Cisco did back down and allow users to opt out of its supervised management interface. The whole thing smacked of arrogance and a powerful effort to ignore the potential impact on or reaction of customers–very much the kind of thing a company would do that hadn’t quite reformed its lack of attention to its own customers, as Chambers said Cisco has done.
Overtly stating that one’s hardware products would be inextricably linked to the virtualization software providing functions users want to add also smacks of arrogance–the kind that assumes Cisco customers should toe the line on its interpretation of virtual networks rather than their own needs or desires.
It’s not the kind of position you’d expect from a company that would willingly support a customer’s desire to cut the ties between control of a network and the provision of it.
I don’t know what will be the specific benefit that makes virtual enterprise networking take off. Judging from the behavior of companies big and small over the past five years, however, I’m pretty confident there will be a killer function or two and that virtualized big-time networking will take off, whether as SDN or some other acronym.
I’m also reasonably confident that Chambers and Cisco will either back down or add some flexibility to Chambers’ apparent belief that networking can’t happen without networking hardware–and that networking hardware isn’t worthwhile unless it’s from Cisco.
It’s a hard line, one that punishes customers for buying from Cisco and for having plans for their networks that may not mesh with behavior that will optimize Cisco’s financial future.
Chambers emotes warm fuzzies while promising customers that Cisco will respond to as great a degree as possible to their individual concerns. The fuzzies fly so thick it’s hard to credit them as sincere.
But, as in the Cisco Connect cloud fiasco, he does change his mind and, more importantly, change the behavior of Cisco as well.
It’s possible that, by the time the installed base of SDN grows from 2% to something formidable, Chambers and Cisco will be fully on board with the idea that hardware is simply hardware and that software is what makes it flexible, responsive and dynamic.
It’s also possible HP and Cisco will stick with proprietary, mutually exclusive approaches to SDN and get so pissy about the rivalry that neither is willing to open a crack that would make it easier for customers to breathe.
What’s certain is that, in the long run, hardware is simply hardware. Neither network managers nor end users pay Cisco to truck over yet another big box to sit in a data center, sucking up power and blowing off heat.
Customers pay IT vendors for new capabilities, new functions, for the flexibility to create, change or expand their own systems according to their own needs. They don’t pay for pretty boxes with Cisco’s logo painted on like a VoIP phone product placement in a prime-time drama.
Chambers and Cisco will figure that out quickly enough and figure out how to add more of the unique benefits of a combined hardware/software Cisco solution into the software alone.

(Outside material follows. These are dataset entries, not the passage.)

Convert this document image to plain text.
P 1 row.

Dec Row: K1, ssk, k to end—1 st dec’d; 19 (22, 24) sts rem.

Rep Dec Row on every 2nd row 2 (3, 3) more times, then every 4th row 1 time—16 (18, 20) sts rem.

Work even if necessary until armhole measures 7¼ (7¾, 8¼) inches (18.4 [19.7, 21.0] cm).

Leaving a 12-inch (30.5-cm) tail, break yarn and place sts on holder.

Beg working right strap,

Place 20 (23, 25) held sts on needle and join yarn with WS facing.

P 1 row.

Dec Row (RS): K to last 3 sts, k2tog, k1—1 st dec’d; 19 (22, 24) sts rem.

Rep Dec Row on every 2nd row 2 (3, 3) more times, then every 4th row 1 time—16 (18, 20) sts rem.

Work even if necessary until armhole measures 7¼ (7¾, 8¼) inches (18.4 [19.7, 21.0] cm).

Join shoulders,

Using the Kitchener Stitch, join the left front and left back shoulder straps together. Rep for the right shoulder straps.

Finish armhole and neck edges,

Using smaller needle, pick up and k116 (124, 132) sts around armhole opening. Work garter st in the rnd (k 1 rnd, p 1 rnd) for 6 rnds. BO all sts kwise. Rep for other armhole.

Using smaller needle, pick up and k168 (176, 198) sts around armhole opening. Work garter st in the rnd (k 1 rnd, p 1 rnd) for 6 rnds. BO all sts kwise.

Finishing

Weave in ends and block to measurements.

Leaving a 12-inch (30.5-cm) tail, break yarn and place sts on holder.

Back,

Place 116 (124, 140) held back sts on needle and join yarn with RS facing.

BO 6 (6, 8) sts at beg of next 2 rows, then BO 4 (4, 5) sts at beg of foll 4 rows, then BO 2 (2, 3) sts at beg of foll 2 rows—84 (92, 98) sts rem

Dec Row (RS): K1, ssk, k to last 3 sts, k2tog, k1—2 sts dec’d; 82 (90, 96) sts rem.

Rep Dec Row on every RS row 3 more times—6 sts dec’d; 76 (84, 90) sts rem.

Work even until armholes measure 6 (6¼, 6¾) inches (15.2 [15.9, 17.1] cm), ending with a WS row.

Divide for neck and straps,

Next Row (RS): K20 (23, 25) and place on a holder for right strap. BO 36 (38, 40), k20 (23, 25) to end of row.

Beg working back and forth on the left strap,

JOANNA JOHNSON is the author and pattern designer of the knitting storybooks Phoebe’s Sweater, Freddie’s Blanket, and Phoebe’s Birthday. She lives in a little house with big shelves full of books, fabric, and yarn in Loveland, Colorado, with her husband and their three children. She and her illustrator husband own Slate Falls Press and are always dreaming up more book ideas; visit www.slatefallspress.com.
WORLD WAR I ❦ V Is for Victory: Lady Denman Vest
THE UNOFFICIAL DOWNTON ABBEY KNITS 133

They’ll figure it out, or customers will go elsewhere to buy software they can use to run networks without having to worry about where the hardware came from, whose name is on the side or what John Chambers thinks of the way their networks run.
That’s their business, thank you and, whenever possible, it’s one they’ll handle without being forced to dress a certain way, act differently or buy all their hardware from one place simply because the vendor’s philosophy and financial results depend more on vendor lock-in than customer satisfaction.